Thursday, June 17, 2010

Managerial Ethics

 A personal anecdote on the question of Managerial Ethics

A few years back, when working as middle level manager for a team that was critical to the business of the organisation, I had an occassion when I had to swallow a bitter pill handed down by my boss. There was a question of ethics involved and I was at a fix to know, how I would decide my stand in the context of the honesty of my execution of the orders, whether I would take it at a circumstantial level or hold an absolutist point of view?

Looking back now, when the scenario has undergone some changes - both at the organisational level and also globally, the question poses new dimensions for consideration.

To give you a little more insight into the case, consider this: Management decides to give the pink slip to an employee, working satisfactorily for nearly 2 years in the capacity he is currently employed in, on the ground that he was an associate of an ex-manager, and continuing to have close, personal contact with the same and hence a potential confidentiality threat to business. This concerned person was however employed in a role that did not expose him to much business critical information, and therefore other than apparent reasons of official rivalry I could find little ethical justification for the decision.
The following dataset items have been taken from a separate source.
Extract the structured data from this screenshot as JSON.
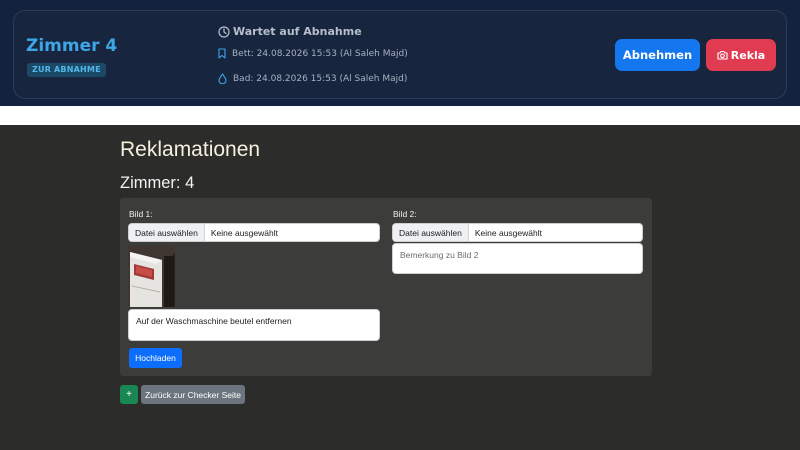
{
  "room_card": {
    "title": "Zimmer 4",
    "badge": "ZUR ABNAHME",
    "status": "Wartet auf Abnahme",
    "bed": "Bett: 24.08.2026 15:53 (Al Saleh Majd)",
    "bath": "Bad: 24.08.2026 15:53 (Al Saleh Majd)",
    "accept_label": "Abnehmen",
    "rekla_label": "Rekla",
    "icons": {
      "status": "clock-icon",
      "bed": "bookmark-icon",
      "bath": "droplet-icon",
      "rekla": "camera-icon"
    },
    "colors": {
      "accent": "#3ea6e6",
      "accept": "#1577f0",
      "rekla": "#e03b50"
    }
  },
  "reklamationen": {
    "heading": "Reklamationen",
    "room": "Zimmer: 4",
    "image1": {
      "label": "Bild 1:",
      "file_button": "Datei auswählen",
      "file_name": "Keine ausgewählt",
      "comment_value": "Auf der Waschmaschine beutel entfernen"
    },
    "image2": {
      "label": "Bild 2:",
      "file_button": "Datei auswählen",
      "file_name": "Keine ausgewählt",
      "comment_placeholder": "Bemerkung zu Bild 2"
    },
    "upload_label": "Hochladen",
    "add_label": "+",
    "back_label": "Zurück zur Checker Seite"
  }
}
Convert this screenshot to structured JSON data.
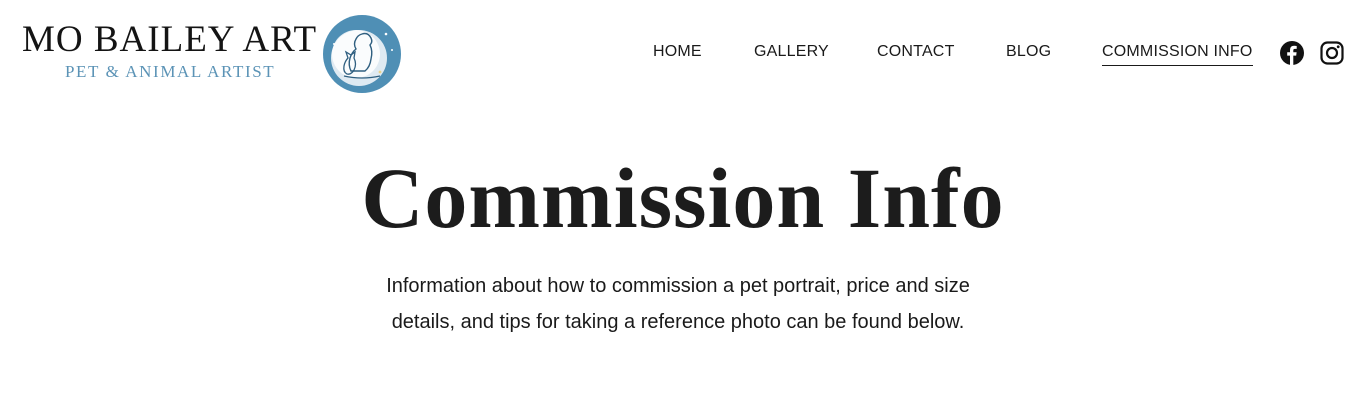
{
  "brand": {
    "title": "MO BAILEY ART",
    "subtitle": "PET & ANIMAL ARTIST",
    "logo_icon": "dog-and-cat-moon-logo",
    "logo_color": "#4f8fb5"
  },
  "nav": {
    "items": [
      {
        "label": "HOME"
      },
      {
        "label": "GALLERY"
      },
      {
        "label": "CONTACT"
      },
      {
        "label": "BLOG"
      },
      {
        "label": "COMMISSION INFO",
        "active": true
      }
    ]
  },
  "social": {
    "facebook_icon": "facebook-icon",
    "instagram_icon": "instagram-icon"
  },
  "hero": {
    "title": "Commission Info",
    "text": "Information about how to commission a pet portrait, price and size details, and tips for taking a reference photo can be found below."
  }
}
About a couple of years thence and after the economic slowdown it now appears that for the employee and for the organisation it was a correct decision. The employee in question was a few notch less in academic qualification compared to the average requirement for the position he was working in. He was already earning pretty good compared to his qualifications, which was due to the skills he had mastered in the 2 years of employment. But further prospects of growth in the organisation were limited. In fact with the organisation growing at a fast pace, and new HR policies being put in place, upgraded technical qualifications were required for new recruits, which meant tough challenge for the less qualified older employee. Given two months paid leave, the employee stood a good chance to find a new placement, which incidentally he did. As he competed for a job that asked no more than the qualifications he already had; with his acquired skills his transition and later growth was less bumpy. It may not have been meteoric, but he happily survived any downsizing.

The case stands as has been stated. My question to you is this, does the right decision for the wrong reasons reflect wrongly on the team manager (in this case me) work values?